Amei os cantos escondidos da urbe. As esquinas, os becos sem saída. Os cafés grandes, com espelho na parede, repletos de gente, em que só nos olha o nosso próprio olhar reflectido pelo espelho.
Amei a força da urbe, muitíssimo mais forte que a força da gentes que a formam. Amei o seu acordar ritmado e cedo, mesmo depois de ter teimado em não se deitar.
Amei as conversas da cidade que são sempre ecos de conversas.
A cidade foi a minha paixão constante. Coleccionei-as, na medida em que elas se deixam coleccionar. No álbum das minhas memórias guardei cheiros, sons, ruídos e imagens de muitas e muitas cidades deste nosso mundo. Cidades tão diferentes e no entanto tão parecidas. Cidades tantas que amei cada uma como se fossem únicas.
Há cidades para que foram feitas para nelas caminhando olhando para o alto, para os pisos avarandados que o azul da frecha entre os telhados consegue pintar, em contraste com o cinzento carregado do cá de baixo. Ficai a saber, se não o sabeis, o Porto é uma cidade para caminhar a olhar para o alto.
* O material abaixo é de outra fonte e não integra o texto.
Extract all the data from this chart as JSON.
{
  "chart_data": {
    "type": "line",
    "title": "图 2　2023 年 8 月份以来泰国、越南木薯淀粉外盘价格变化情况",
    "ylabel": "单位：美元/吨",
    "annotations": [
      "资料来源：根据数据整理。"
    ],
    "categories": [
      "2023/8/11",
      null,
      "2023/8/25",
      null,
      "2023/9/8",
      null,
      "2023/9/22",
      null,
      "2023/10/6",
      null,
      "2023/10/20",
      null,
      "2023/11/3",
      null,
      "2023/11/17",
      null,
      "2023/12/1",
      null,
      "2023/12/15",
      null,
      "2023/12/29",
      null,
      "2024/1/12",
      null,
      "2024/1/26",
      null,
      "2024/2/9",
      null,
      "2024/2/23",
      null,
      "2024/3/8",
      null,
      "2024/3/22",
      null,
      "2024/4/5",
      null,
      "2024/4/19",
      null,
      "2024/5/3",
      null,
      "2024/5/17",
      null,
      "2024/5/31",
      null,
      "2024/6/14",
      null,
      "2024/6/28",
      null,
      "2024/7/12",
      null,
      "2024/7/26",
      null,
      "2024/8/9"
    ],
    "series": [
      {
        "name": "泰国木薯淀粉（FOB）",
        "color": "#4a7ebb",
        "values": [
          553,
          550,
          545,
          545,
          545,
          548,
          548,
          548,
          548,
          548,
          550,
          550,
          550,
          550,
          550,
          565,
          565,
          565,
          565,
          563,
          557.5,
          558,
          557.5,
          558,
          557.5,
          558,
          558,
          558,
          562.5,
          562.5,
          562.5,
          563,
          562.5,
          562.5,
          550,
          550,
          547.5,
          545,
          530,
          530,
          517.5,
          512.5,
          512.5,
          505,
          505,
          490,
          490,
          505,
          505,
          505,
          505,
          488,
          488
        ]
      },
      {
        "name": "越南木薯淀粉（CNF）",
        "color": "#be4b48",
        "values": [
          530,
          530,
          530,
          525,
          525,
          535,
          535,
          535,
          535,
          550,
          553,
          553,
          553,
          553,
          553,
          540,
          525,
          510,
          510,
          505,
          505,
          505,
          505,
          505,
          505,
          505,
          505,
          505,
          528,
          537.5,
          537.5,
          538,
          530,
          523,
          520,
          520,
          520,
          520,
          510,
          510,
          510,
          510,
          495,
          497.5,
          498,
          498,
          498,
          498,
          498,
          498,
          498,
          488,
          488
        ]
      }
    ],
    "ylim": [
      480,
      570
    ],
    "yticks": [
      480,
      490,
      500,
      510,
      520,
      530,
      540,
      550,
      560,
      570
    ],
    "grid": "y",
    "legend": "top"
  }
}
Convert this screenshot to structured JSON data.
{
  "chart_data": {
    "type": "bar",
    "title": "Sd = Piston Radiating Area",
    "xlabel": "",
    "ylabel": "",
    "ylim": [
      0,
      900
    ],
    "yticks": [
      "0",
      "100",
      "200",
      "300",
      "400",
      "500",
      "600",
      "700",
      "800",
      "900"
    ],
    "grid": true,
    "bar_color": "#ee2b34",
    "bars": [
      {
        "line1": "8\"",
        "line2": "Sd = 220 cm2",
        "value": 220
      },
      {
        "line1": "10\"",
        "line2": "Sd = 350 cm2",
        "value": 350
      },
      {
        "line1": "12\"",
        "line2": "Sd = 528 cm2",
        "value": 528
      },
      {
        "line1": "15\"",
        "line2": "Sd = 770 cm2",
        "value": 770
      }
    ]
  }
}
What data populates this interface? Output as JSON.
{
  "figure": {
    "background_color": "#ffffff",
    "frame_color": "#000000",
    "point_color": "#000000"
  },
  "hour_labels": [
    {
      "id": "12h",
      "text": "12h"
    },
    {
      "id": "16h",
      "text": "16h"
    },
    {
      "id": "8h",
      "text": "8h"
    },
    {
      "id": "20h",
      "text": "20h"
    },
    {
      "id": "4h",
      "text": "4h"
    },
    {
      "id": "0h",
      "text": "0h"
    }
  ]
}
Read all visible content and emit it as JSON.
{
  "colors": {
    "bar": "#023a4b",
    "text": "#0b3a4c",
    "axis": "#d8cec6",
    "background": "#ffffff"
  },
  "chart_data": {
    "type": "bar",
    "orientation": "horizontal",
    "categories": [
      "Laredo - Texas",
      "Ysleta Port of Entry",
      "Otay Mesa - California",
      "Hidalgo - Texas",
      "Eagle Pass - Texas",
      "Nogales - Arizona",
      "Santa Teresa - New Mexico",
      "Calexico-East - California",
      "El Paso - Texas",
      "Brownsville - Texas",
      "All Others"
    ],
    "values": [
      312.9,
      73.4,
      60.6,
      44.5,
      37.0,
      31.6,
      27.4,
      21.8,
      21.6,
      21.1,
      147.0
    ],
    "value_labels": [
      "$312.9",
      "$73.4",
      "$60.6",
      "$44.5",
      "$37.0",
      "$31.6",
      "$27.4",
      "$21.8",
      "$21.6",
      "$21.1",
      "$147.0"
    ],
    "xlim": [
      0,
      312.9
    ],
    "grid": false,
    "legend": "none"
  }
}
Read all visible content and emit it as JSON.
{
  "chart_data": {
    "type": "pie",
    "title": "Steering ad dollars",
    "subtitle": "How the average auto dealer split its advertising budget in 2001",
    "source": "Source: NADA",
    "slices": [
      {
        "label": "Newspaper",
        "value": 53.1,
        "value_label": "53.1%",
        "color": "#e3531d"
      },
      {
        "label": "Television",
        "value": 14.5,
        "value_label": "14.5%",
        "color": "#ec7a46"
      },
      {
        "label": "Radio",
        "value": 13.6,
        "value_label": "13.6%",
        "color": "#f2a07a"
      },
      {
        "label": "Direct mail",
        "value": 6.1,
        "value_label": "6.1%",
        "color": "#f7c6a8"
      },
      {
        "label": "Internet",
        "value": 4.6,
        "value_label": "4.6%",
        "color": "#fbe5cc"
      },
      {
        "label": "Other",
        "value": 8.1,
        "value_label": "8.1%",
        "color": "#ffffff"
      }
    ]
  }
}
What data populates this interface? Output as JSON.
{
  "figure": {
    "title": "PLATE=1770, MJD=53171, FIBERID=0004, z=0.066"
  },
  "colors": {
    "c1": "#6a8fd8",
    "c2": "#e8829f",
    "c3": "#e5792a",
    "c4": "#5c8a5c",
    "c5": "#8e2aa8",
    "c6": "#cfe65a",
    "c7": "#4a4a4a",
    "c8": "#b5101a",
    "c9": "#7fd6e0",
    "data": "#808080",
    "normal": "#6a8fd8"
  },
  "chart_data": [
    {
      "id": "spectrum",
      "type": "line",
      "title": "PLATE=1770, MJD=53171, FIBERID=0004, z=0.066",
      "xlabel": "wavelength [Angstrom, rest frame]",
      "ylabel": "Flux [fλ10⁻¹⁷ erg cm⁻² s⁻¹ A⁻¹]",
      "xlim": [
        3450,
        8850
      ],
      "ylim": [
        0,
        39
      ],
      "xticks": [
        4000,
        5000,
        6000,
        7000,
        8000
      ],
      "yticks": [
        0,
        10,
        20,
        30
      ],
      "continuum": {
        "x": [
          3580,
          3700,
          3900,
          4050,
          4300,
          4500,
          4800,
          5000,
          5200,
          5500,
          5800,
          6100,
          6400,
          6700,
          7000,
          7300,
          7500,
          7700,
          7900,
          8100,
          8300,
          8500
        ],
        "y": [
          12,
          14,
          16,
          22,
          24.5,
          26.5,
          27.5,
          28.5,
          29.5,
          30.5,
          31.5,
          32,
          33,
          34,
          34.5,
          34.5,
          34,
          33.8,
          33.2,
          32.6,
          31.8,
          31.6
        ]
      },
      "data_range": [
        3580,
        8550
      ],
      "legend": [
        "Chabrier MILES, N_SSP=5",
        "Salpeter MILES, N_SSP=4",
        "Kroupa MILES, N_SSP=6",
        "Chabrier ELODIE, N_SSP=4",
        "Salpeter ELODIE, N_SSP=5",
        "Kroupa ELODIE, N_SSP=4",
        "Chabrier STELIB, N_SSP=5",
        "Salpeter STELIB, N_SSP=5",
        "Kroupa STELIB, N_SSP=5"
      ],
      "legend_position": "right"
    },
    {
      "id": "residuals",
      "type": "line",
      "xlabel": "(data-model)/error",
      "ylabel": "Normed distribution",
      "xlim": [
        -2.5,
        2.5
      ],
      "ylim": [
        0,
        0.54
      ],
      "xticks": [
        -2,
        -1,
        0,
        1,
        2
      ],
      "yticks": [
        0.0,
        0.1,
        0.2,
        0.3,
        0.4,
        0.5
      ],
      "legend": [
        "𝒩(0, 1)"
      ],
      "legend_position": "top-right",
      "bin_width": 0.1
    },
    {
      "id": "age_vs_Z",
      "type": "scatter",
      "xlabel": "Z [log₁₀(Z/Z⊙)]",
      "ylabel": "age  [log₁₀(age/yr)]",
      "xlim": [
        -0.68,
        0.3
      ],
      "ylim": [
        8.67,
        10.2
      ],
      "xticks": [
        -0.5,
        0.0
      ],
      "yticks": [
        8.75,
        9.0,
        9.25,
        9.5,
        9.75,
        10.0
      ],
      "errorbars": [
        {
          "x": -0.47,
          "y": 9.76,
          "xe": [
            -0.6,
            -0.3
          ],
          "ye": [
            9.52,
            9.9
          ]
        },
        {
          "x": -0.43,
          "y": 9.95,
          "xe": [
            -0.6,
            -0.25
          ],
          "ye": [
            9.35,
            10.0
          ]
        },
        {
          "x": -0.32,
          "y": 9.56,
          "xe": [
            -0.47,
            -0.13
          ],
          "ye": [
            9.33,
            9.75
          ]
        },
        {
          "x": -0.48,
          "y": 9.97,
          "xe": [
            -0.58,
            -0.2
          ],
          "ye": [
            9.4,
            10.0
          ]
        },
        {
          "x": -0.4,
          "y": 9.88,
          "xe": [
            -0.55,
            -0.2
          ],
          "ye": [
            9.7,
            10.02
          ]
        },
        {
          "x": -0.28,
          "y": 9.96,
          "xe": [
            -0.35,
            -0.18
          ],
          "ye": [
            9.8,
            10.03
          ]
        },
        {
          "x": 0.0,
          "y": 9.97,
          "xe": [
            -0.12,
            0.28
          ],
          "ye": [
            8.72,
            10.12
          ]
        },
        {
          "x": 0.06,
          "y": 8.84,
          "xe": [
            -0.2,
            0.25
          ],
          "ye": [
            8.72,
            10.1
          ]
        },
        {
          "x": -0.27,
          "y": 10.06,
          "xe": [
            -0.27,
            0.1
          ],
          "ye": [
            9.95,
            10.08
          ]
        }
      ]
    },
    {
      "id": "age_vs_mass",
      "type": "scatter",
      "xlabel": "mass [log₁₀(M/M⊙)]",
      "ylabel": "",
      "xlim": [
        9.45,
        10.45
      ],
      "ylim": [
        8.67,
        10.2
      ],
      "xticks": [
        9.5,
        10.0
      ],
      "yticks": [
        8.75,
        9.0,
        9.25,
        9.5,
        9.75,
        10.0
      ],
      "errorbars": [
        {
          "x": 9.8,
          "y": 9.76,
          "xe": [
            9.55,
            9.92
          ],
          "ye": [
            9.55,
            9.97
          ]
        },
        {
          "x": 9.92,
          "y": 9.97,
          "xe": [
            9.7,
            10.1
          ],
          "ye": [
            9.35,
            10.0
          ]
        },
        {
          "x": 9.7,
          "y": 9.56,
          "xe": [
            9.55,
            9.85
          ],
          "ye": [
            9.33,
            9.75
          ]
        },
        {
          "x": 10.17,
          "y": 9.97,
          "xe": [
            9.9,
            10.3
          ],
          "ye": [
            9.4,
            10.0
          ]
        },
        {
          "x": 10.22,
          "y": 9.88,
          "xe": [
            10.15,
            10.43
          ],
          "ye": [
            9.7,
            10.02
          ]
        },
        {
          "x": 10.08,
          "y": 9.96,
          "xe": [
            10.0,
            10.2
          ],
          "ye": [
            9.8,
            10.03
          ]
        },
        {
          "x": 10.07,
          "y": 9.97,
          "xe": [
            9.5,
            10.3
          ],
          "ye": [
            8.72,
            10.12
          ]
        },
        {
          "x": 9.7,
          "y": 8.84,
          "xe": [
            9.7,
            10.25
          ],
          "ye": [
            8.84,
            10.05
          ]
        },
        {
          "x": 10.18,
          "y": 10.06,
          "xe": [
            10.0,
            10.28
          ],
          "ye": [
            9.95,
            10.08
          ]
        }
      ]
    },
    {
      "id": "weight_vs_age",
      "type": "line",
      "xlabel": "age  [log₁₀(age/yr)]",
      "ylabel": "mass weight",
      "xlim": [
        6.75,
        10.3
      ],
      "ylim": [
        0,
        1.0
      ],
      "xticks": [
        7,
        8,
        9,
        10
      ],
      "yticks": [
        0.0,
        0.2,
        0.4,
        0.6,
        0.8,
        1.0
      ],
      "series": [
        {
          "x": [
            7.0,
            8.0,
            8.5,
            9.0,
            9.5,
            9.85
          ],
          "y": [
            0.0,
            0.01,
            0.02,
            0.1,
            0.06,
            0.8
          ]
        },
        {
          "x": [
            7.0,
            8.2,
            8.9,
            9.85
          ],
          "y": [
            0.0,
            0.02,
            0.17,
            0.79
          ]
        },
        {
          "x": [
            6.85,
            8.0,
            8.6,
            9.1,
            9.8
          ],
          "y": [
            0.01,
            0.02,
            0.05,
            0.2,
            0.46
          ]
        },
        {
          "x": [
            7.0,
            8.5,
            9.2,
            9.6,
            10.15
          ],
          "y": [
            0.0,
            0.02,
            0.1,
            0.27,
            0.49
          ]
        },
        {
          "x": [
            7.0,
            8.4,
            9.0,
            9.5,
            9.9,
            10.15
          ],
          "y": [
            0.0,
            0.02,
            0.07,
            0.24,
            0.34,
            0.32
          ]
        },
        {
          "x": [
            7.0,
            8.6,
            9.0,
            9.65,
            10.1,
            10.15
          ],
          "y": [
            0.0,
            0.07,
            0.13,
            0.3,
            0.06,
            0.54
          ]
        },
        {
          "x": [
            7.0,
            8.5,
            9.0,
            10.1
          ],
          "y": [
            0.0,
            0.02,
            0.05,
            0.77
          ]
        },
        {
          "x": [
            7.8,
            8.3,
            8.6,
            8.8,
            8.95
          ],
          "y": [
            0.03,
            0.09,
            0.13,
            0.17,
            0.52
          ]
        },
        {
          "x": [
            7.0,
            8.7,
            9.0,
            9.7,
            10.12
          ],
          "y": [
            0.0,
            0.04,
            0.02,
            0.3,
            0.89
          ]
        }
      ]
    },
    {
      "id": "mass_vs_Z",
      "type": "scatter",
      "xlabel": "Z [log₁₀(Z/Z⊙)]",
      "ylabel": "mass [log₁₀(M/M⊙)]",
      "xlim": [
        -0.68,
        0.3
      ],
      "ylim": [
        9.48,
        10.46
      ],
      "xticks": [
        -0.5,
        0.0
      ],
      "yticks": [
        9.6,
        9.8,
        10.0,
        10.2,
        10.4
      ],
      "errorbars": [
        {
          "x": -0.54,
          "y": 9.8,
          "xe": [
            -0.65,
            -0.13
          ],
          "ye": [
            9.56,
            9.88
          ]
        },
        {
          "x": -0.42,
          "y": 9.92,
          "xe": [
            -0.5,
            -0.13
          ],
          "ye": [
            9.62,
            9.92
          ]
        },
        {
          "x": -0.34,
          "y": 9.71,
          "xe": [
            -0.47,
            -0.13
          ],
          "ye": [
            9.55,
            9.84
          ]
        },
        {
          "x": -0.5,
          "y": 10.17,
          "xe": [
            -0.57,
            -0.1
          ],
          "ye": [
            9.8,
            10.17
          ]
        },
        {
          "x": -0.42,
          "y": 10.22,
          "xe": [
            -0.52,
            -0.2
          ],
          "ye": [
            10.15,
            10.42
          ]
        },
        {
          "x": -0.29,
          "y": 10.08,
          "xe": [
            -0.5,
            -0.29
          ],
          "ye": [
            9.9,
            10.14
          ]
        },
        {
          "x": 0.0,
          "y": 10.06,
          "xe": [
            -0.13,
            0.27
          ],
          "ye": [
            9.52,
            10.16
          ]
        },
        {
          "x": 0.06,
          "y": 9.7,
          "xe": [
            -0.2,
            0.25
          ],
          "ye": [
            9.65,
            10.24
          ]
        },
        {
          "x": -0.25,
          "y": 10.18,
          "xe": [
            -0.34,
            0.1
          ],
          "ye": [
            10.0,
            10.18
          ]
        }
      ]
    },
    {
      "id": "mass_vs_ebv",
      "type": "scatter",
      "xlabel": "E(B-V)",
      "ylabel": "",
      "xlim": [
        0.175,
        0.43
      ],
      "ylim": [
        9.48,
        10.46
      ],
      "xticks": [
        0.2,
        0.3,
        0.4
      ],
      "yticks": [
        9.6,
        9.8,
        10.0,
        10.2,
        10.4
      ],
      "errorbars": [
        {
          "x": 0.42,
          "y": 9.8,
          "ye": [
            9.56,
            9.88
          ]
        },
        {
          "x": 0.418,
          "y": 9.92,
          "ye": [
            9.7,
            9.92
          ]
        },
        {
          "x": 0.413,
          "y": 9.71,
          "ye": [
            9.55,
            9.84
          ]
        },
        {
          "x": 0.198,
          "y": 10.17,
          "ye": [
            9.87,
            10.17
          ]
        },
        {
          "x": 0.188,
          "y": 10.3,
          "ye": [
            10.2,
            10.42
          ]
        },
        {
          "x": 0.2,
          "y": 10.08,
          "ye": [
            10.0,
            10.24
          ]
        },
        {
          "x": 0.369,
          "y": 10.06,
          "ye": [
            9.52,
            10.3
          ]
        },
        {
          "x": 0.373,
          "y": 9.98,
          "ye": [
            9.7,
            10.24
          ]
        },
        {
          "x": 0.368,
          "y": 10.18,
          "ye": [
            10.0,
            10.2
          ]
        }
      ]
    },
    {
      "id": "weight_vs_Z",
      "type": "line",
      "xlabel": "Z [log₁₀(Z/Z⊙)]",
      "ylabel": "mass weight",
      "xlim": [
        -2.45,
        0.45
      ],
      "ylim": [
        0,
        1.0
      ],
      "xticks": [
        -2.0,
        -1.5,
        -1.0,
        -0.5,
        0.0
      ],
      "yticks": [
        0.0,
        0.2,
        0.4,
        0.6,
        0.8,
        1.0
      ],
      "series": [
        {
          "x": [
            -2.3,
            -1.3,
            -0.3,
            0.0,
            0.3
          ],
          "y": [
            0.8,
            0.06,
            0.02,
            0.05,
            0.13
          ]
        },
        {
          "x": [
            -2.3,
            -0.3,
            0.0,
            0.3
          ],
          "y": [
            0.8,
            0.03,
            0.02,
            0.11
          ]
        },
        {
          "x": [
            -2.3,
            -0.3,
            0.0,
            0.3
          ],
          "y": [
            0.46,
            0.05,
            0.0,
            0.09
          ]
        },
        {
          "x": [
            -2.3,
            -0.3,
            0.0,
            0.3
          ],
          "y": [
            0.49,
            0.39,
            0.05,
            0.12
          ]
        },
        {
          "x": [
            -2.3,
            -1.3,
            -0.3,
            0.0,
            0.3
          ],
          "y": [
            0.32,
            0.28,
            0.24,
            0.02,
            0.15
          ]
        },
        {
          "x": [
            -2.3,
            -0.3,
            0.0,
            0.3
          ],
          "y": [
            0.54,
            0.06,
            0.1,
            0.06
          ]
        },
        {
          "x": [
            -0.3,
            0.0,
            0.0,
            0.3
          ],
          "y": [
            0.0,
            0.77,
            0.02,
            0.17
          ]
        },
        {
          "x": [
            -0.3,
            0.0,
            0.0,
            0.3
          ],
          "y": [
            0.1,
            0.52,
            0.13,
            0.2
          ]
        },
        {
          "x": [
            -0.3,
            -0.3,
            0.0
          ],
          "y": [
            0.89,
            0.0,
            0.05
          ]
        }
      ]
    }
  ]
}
Há cidades que foram feitas para nos encostarmos a uma esquina de uma das suas colinas e nos deixarmos ofuscar pelo sol reflectido no branco sujo e amornar pelo calor. Lisboa é uma cidade boa para nos encostar-mos a uma esquina.
Há cidades que foram feitas para nos perder de todos e de nós mesmos, absorvidos pela trama intrincada das suas ruas e avenidas, pela mole imensa das suas gentes, pelas cronologias sobrepostas e todas anacrónicas, pelos contrates sintetizados pela não síntese. Shanghai é uma cidade excelente para nos perdermos, para nos arrastarmos pelo ritmo indolente da própria passada, anonimamente anónimos na Bund, parando aqui e ali embasbacados a ver o lado de lá que é cibernético, que é Blade Runner, que é Pudong.
Tendo amado assim a cidade, e nela todas as cidades do mundo, não é justo que afirmeis que não amei ninguém.
Amar a cidade é amar todos sem distinção ou preconceito, sem conveniência ou circunstância propícia.
Amar a cidade é saber-nos iguais ao mais pequeno dos pequenos e ao mais relevante dos salientes.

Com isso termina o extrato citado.